BRZEZINSKI: It doesn’t look good.
SCARBOROUGH: It doesn’t look good for the IRS either. Forget the political implications. Also for the IRS itself, they demand so much from us and they can't even retain e-mails for a couple years for one of the most important figures who is now in the middle of the largest IRS scandal they’ve faced in decades.
WALLACE:The very agency that means you stuff your wallet with all your tiny little tax receipts, tape them on a piece of paper and scan them in case you're audited you actually have the receipts. That’s the agency that lost every single email. I don't buy it.
SCARBOROUGH: If we're being audited and we say we lost all this and there's suspicious behavior, what happens to us around this table? We get thrown in jail.
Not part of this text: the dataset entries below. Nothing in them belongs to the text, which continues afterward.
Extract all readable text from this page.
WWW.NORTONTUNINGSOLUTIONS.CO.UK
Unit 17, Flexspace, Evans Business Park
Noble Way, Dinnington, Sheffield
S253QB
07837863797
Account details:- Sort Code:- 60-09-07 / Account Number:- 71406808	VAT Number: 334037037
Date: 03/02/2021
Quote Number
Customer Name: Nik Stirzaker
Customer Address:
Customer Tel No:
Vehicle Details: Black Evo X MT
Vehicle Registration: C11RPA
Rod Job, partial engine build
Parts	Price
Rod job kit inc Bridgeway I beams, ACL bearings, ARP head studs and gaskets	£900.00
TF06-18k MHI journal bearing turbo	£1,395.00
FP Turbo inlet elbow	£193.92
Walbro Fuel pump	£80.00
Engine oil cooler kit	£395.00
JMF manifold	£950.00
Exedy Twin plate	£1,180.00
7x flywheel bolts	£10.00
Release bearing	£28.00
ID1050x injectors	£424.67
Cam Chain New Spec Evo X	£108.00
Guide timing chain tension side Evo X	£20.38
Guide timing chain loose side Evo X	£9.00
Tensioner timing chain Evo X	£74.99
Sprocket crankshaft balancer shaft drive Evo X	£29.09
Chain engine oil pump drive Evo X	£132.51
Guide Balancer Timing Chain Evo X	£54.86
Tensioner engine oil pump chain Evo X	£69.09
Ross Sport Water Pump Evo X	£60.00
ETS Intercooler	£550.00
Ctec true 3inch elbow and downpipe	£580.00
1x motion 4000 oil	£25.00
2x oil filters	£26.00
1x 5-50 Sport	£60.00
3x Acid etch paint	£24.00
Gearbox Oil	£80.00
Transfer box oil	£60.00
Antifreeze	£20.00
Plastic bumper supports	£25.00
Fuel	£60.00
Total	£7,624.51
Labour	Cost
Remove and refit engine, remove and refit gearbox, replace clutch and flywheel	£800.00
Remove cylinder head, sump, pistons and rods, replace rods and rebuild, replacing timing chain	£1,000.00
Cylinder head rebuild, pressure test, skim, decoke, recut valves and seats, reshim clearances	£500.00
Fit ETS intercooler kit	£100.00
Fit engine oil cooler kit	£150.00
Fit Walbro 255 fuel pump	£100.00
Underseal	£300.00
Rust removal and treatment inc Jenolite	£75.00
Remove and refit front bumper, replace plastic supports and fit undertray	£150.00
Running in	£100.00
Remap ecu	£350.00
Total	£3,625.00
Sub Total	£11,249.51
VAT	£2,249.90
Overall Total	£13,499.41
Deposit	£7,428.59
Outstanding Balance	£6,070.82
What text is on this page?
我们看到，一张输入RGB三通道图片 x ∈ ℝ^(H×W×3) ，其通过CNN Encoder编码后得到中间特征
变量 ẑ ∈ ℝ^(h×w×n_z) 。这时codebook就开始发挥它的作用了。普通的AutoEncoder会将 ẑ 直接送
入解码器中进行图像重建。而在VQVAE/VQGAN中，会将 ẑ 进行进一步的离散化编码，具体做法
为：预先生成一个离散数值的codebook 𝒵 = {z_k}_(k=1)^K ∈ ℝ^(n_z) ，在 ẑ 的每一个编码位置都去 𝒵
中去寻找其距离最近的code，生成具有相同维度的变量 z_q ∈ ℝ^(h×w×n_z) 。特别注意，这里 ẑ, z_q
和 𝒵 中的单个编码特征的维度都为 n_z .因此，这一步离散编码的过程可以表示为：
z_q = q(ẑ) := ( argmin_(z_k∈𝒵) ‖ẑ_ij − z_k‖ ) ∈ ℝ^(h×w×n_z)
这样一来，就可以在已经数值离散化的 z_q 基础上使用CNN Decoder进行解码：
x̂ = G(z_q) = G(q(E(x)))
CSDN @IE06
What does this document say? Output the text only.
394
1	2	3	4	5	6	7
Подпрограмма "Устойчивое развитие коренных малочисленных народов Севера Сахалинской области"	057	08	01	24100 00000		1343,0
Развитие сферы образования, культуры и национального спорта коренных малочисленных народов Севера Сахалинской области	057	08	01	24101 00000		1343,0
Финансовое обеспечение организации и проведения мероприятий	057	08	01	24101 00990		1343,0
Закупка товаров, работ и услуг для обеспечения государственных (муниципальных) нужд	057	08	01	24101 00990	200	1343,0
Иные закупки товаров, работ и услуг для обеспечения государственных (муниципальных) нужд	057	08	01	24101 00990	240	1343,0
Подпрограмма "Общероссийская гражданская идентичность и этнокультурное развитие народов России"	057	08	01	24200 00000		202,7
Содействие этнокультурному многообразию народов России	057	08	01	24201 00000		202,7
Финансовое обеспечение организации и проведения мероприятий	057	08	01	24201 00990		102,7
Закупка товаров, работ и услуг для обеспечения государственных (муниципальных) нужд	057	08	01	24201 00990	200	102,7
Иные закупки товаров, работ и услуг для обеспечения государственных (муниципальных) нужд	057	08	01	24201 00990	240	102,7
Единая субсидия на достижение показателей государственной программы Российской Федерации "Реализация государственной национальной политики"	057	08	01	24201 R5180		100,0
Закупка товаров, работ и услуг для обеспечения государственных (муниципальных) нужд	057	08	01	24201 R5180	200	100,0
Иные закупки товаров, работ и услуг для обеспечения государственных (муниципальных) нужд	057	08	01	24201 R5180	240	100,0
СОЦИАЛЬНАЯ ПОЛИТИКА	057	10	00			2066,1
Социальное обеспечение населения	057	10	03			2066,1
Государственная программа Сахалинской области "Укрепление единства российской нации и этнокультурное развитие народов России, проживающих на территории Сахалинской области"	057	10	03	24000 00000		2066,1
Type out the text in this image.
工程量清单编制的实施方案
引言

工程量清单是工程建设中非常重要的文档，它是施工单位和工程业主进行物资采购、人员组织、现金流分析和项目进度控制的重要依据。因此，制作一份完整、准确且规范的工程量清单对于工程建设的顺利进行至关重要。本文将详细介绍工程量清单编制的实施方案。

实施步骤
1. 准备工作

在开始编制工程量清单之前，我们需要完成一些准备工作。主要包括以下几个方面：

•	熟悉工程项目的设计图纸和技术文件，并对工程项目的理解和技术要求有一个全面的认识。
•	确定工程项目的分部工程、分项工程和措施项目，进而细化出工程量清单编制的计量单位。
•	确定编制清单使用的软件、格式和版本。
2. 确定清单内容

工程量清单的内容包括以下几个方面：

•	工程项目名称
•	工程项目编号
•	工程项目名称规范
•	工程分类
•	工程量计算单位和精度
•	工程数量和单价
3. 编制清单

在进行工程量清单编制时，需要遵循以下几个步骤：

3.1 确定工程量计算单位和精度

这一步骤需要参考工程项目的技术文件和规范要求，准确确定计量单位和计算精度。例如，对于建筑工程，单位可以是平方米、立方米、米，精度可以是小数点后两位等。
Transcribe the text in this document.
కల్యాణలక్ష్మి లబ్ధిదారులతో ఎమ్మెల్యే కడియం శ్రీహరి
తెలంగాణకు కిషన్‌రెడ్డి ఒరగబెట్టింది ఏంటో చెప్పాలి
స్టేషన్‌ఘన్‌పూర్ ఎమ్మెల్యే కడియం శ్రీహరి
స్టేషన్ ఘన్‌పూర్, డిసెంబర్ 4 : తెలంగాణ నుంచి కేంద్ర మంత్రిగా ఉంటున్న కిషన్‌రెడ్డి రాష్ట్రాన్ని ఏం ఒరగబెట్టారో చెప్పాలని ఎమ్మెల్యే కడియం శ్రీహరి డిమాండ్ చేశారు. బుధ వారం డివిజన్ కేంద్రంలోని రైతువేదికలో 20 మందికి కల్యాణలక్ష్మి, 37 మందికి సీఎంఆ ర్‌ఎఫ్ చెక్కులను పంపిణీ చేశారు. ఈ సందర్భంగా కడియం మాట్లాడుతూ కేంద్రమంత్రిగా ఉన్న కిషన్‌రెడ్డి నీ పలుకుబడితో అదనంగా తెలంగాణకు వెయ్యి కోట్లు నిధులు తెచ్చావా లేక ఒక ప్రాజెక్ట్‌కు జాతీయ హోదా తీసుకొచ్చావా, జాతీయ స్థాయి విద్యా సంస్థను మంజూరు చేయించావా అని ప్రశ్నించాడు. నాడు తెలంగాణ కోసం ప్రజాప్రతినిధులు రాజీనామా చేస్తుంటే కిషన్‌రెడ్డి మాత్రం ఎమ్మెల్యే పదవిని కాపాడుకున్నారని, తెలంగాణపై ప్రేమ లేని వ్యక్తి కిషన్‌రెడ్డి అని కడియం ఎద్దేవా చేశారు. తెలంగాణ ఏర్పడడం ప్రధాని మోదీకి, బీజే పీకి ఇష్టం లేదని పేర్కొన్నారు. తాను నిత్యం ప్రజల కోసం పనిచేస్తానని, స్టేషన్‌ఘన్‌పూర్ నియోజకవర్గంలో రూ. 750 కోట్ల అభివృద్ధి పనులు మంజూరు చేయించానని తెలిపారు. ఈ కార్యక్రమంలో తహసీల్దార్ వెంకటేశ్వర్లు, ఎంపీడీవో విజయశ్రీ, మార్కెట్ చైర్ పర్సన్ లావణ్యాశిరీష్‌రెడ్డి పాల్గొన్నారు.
So my question is, who is going to get thrown in jail for this?
BRZEZINSKI: Oh, my goodness.
SCARBOROUGH: What do you mean oh my goodness? I guarantee if you didn't have receipts and you were in the middle of a suspicious investigation launched by the IRS and they’re coming after you and you go, my hard drive crashed, I don’t have that information, you’re in jail.
BRZEZINSKI: Why would it cost them $10 million to be able to retain a certain amount of e-mails in this day and age? I don't get that.
RATTNER:Well I think you need, but look. The point is we use the word lost like you lost your homework. This is a policy. They had a policy of not retaining these e-mails past six months.
WALLACE: Hard drives are not the only way to retain emails. I mean campaigns retain e-mails in hard copy. Before we had big fancy servers–
RATTNER: In fact, they have gone to people Lois Lerner was e-mailing with to see what they archived and retrieve what–look, I'm not here to defend them, I’m here to say we don’t know all the facts.